With the goal of a dramatic turnaround, Fisher did everything he could to transform the culture of SDSU basketball on and off the court. Aside from patrolling the sidelines, he set out on campus with tickets in hand and tried to give them to students.
“I was talking to my dad and he said how he remembered walking on campus and coach Fisher gave him a ticket to go to the game,” Kell, who was born and raised in San Diego, said with a smile. “It came from where he had to hand out tickets to where people are begging for them.”
However, that first season was a hard sell for a team that went 5-23 and 0-14 in the Mountain West. But as the wins piled on, the seats began to fill and one of the best home-court atmospheres arose: “The Show.”
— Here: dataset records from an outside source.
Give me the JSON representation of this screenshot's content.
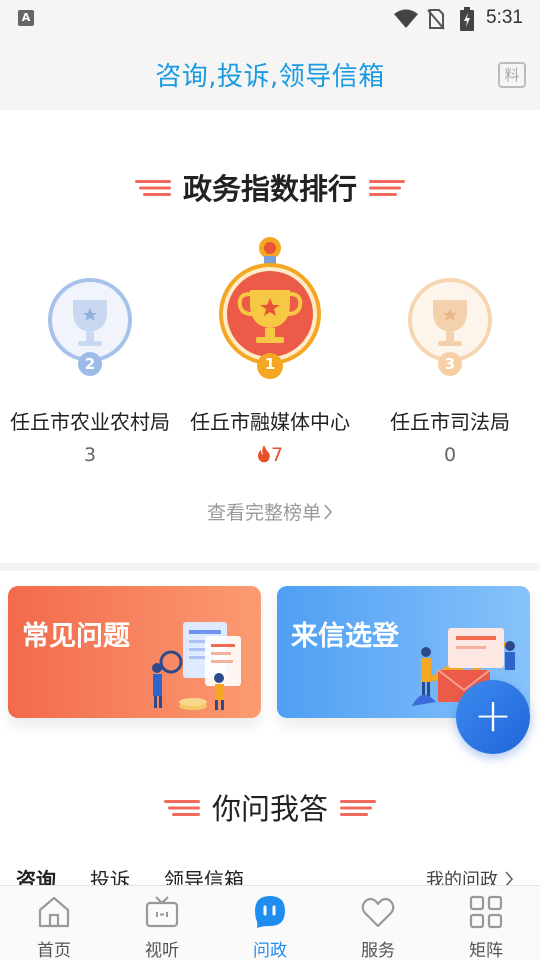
{
  "status_bar": {
    "notification_glyph": "A",
    "time": "5:31",
    "icons": [
      "wifi-icon",
      "no-sim-icon",
      "battery-charging-icon"
    ]
  },
  "header": {
    "title": "咨询,投诉,领导信箱",
    "action_icon_text": "料"
  },
  "ranking": {
    "title": "政务指数排行",
    "items": [
      {
        "rank": "2",
        "name": "任丘市农业农村局",
        "score": "3",
        "hot": false
      },
      {
        "rank": "1",
        "name": "任丘市融媒体中心",
        "score": "7",
        "hot": true
      },
      {
        "rank": "3",
        "name": "任丘市司法局",
        "score": "0",
        "hot": false
      }
    ],
    "see_all": "查看完整榜单"
  },
  "cards": [
    {
      "title": "常见问题"
    },
    {
      "title": "来信选登"
    }
  ],
  "fab": {
    "label": "+"
  },
  "qa": {
    "title": "你问我答",
    "tabs": [
      "咨询",
      "投诉",
      "领导信箱"
    ],
    "my_questions": "我的问政"
  },
  "bottom_nav": [
    {
      "label": "首页",
      "icon": "home-icon"
    },
    {
      "label": "视听",
      "icon": "tv-icon"
    },
    {
      "label": "问政",
      "icon": "chat-icon",
      "active": true
    },
    {
      "label": "服务",
      "icon": "heart-icon"
    },
    {
      "label": "矩阵",
      "icon": "grid-icon"
    }
  ],
  "colors": {
    "accent_blue": "#1a9be0",
    "nav_active": "#1f8ef0",
    "gold": "#f5a623",
    "hot": "#e5532b",
    "card_orange": "#f26a4c",
    "card_blue": "#4f9ff3"
  }
}
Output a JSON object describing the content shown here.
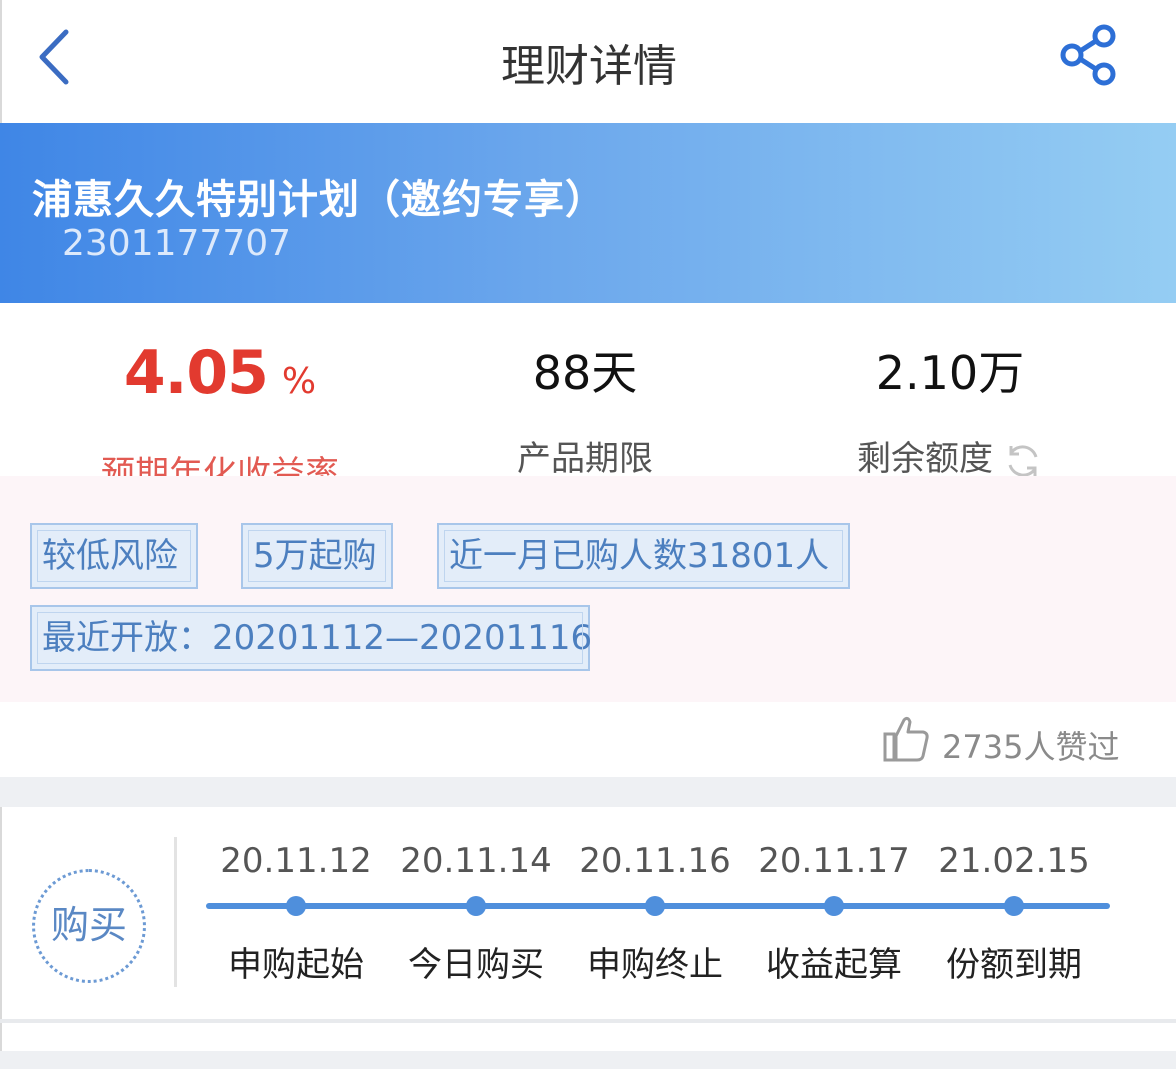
{
  "header": {
    "title": "理财详情",
    "back_icon": "chevron-left-icon",
    "share_icon": "share-icon"
  },
  "product": {
    "name": "浦惠久久特别计划（邀约专享）",
    "code": "2301177707"
  },
  "stats": {
    "rate_value": "4.05",
    "rate_unit": "%",
    "rate_label": "预期年化收益率",
    "term_value": "88天",
    "term_label": "产品期限",
    "remain_value": "2.10万",
    "remain_label": "剩余额度"
  },
  "tags": [
    "较低风险",
    "5万起购",
    "近一月已购人数31801人",
    "最近开放：20201112—20201116"
  ],
  "likes": {
    "text": "2735人赞过"
  },
  "timeline": {
    "buy_label": "购买",
    "steps": [
      {
        "date": "20.11.12",
        "label": "申购起始"
      },
      {
        "date": "20.11.14",
        "label": "今日购买"
      },
      {
        "date": "20.11.16",
        "label": "申购终止"
      },
      {
        "date": "20.11.17",
        "label": "收益起算"
      },
      {
        "date": "21.02.15",
        "label": "份额到期"
      }
    ]
  },
  "colors": {
    "accent_blue": "#4f8fdc",
    "rate_red": "#e23a2f",
    "banner_start": "#3f86e6",
    "banner_end": "#95cdf3"
  }
}
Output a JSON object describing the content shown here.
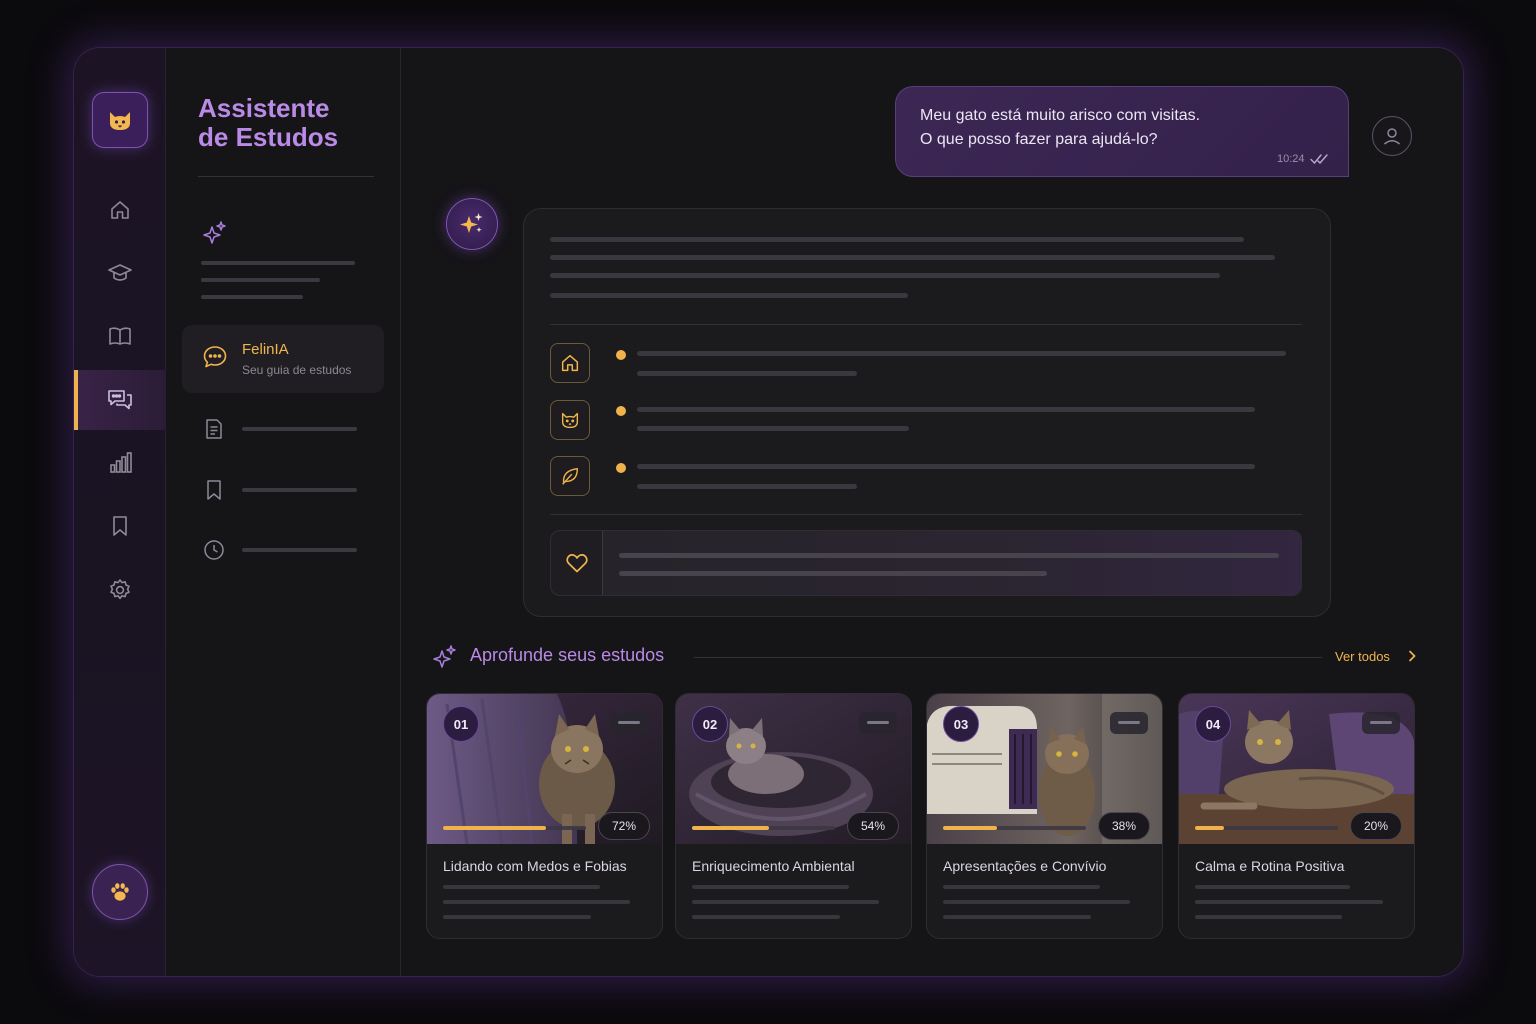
{
  "sidebar": {
    "title_line1": "Assistente",
    "title_line2": "de Estudos",
    "active_chat": {
      "name": "FelinIA",
      "subtitle": "Seu guia de estudos"
    }
  },
  "rail": {
    "items": [
      "home-icon",
      "graduation-cap-icon",
      "book-icon",
      "chat-icon",
      "bar-chart-icon",
      "bookmark-icon",
      "gear-icon"
    ],
    "active": "chat-icon"
  },
  "chat": {
    "user_message_line1": "Meu gato está muito arisco com visitas.",
    "user_message_line2": "O que posso fazer para ajudá-lo?",
    "time": "10:24"
  },
  "studies": {
    "title": "Aprofunde seus estudos",
    "see_all": "Ver todos",
    "cards": [
      {
        "number": "01",
        "progress": "72%",
        "progress_value": 72,
        "title": "Lidando com Medos e Fobias"
      },
      {
        "number": "02",
        "progress": "54%",
        "progress_value": 54,
        "title": "Enriquecimento Ambiental"
      },
      {
        "number": "03",
        "progress": "38%",
        "progress_value": 38,
        "title": "Apresentações e Convívio"
      },
      {
        "number": "04",
        "progress": "20%",
        "progress_value": 20,
        "title": "Calma e Rotina Positiva"
      }
    ]
  },
  "colors": {
    "accent_purple": "#b98ae6",
    "accent_amber": "#f0b24a",
    "background": "#151417"
  }
}
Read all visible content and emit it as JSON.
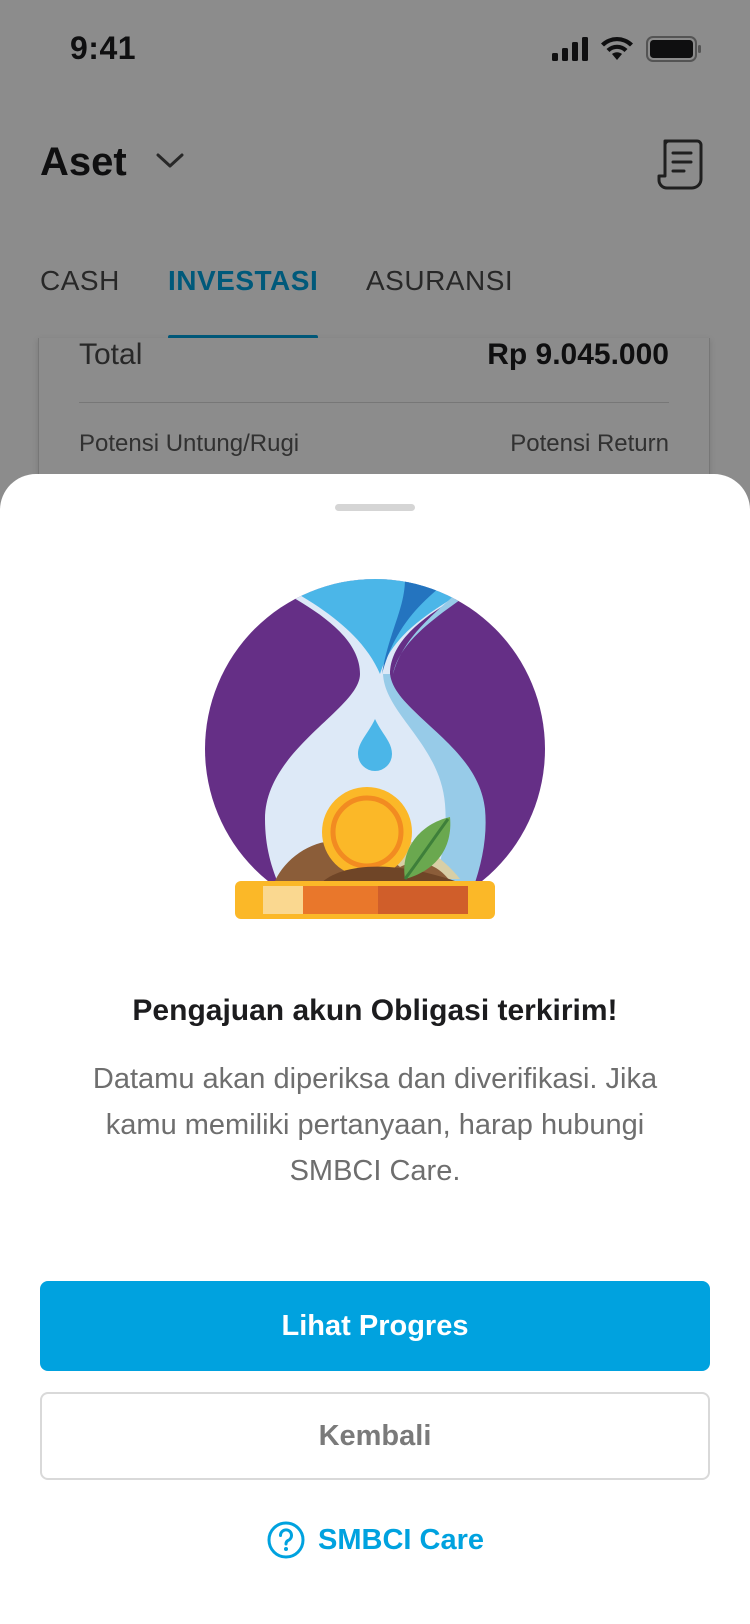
{
  "status_bar": {
    "time": "9:41"
  },
  "header": {
    "title": "Aset"
  },
  "tabs": [
    {
      "label": "CASH"
    },
    {
      "label": "INVESTASI"
    },
    {
      "label": "ASURANSI"
    }
  ],
  "summary": {
    "total_label": "Total",
    "total_value": "Rp 9.045.000",
    "profit_label": "Potensi Untung/Rugi",
    "return_label": "Potensi Return"
  },
  "sheet": {
    "title": "Pengajuan akun Obligasi terkirim!",
    "description": "Datamu akan diperiksa dan diverifikasi. Jika kamu memiliki pertanyaan, harap hubungi SMBCI Care.",
    "primary_button": "Lihat Progres",
    "secondary_button": "Kembali",
    "care_link": "SMBCI Care"
  },
  "colors": {
    "accent": "#00a2df",
    "illustration_purple": "#652f86",
    "illustration_light_blue": "#4bb6e8",
    "illustration_coin": "#fbb828"
  }
}
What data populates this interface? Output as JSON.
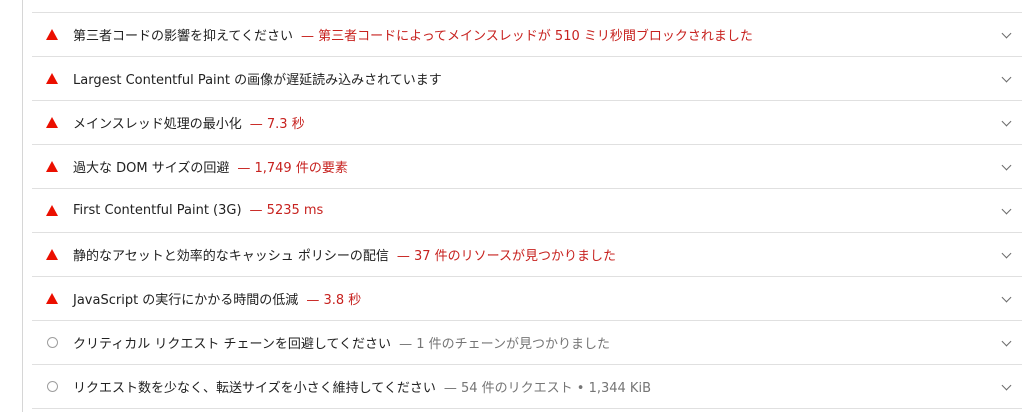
{
  "audits": [
    {
      "status": "fail",
      "icon": "warning-triangle-icon",
      "title": "第三者コードの影響を抑えてください",
      "display": "— 第三者コードによってメインスレッドが 510 ミリ秒間ブロックされました"
    },
    {
      "status": "fail",
      "icon": "warning-triangle-icon",
      "title": "Largest Contentful Paint の画像が遅延読み込みされています",
      "display": ""
    },
    {
      "status": "fail",
      "icon": "warning-triangle-icon",
      "title": "メインスレッド処理の最小化",
      "display": "— 7.3 秒"
    },
    {
      "status": "fail",
      "icon": "warning-triangle-icon",
      "title": "過大な DOM サイズの回避",
      "display": "— 1,749 件の要素"
    },
    {
      "status": "fail",
      "icon": "warning-triangle-icon",
      "title": "First Contentful Paint (3G)",
      "display": "— 5235 ms"
    },
    {
      "status": "fail",
      "icon": "warning-triangle-icon",
      "title": "静的なアセットと効率的なキャッシュ ポリシーの配信",
      "display": "— 37 件のリソースが見つかりました"
    },
    {
      "status": "fail",
      "icon": "warning-triangle-icon",
      "title": "JavaScript の実行にかかる時間の低減",
      "display": "— 3.8 秒"
    },
    {
      "status": "info",
      "icon": "info-circle-icon",
      "title": "クリティカル リクエスト チェーンを回避してください",
      "display": "— 1 件のチェーンが見つかりました"
    },
    {
      "status": "info",
      "icon": "info-circle-icon",
      "title": "リクエスト数を少なく、転送サイズを小さく維持してください",
      "display": "— 54 件のリクエスト • 1,344 KiB"
    }
  ],
  "colors": {
    "fail": "#eb0f00",
    "fail_text": "#c7221f",
    "info": "#9e9e9e",
    "info_text": "#757575"
  }
}
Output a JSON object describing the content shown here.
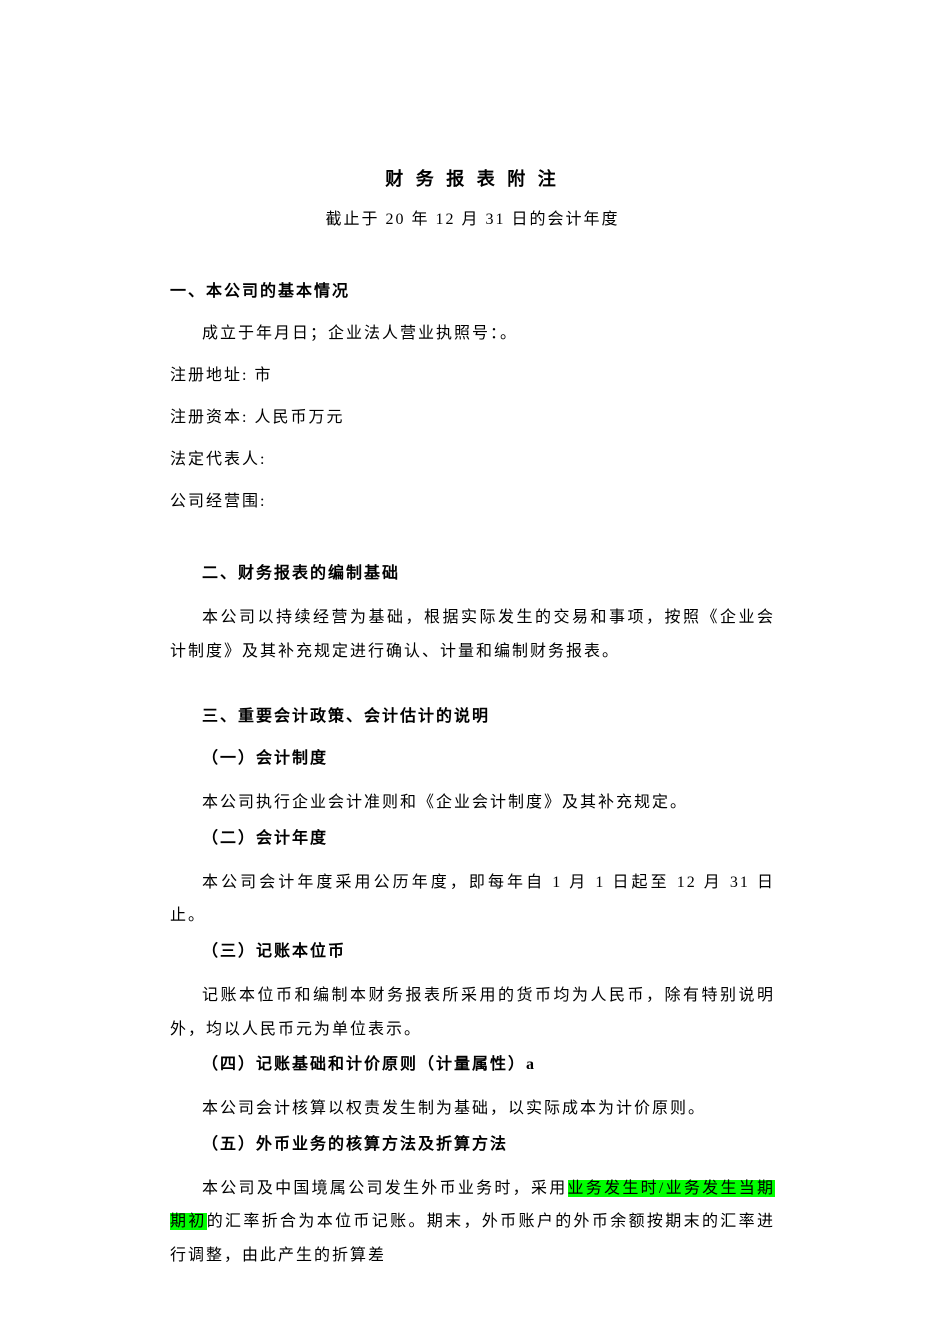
{
  "title": "财 务 报 表 附 注",
  "subtitle": "截止于 20 年 12 月 31 日的会计年度",
  "s1": {
    "heading": "一、本公司的基本情况",
    "line1": "成立于年月日；企业法人营业执照号：。",
    "addr": "注册地址: 市",
    "capital": "注册资本: 人民币万元",
    "rep": "法定代表人:",
    "scope": "公司经营围:"
  },
  "s2": {
    "heading": "二、财务报表的编制基础",
    "para": "本公司以持续经营为基础，根据实际发生的交易和事项，按照《企业会计制度》及其补充规定进行确认、计量和编制财务报表。"
  },
  "s3": {
    "heading": "三、重要会计政策、会计估计的说明",
    "r1h": "（一）会计制度",
    "r1p": "本公司执行企业会计准则和《企业会计制度》及其补充规定。",
    "r2h": "（二）会计年度",
    "r2p": "本公司会计年度采用公历年度，即每年自 1 月 1 日起至 12 月 31 日止。",
    "r3h": "（三）记账本位币",
    "r3p": "记账本位币和编制本财务报表所采用的货币均为人民币，除有特别说明外，均以人民币元为单位表示。",
    "r4h": "（四）记账基础和计价原则（计量属性）a",
    "r4p": "本公司会计核算以权责发生制为基础，以实际成本为计价原则。",
    "r5h": "（五）外币业务的核算方法及折算方法",
    "r5p_pre": "本公司及中国境属公司发生外币业务时，采用",
    "r5p_hl": "业务发生时/业务发生当期期初",
    "r5p_post": "的汇率折合为本位币记账。期末，外币账户的外币余额按期末的汇率进行调整，由此产生的折算差"
  }
}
The highly-touted student section, which bows to Fisher when his name is announced during pregame introductions, took new life in the 2010-11 season. The average of 11,600 people in attendance witnessed Fisher guide his Aztecs to a 34-3 record, the first NCAA tournament win and the first Sweet 16 appearance in program history.
That goal he made 12 years prior finally came to fruition: A tradition had been established at SDSU.
Fisher would take the program to six straight NCAA appearances from 2009-15, win 20 or more games from 2006-16 and captured a Mountain West-record 10 regular and tournament titles in that time.
He will step down with 386 wins coaching the Scarlet and Black, eight NCAA tournament appearances, five trips to the NIT, two Sweet 16 appearances and one national coach of the year award.
While some will still link Fisher to his Michigan days and the “Fab Five,” Fisher’s heart belongs to San Diego.
“San Diego State is my legacy,” he said. “I’m proud of every step along the way in my journey, but I’m an Aztec.”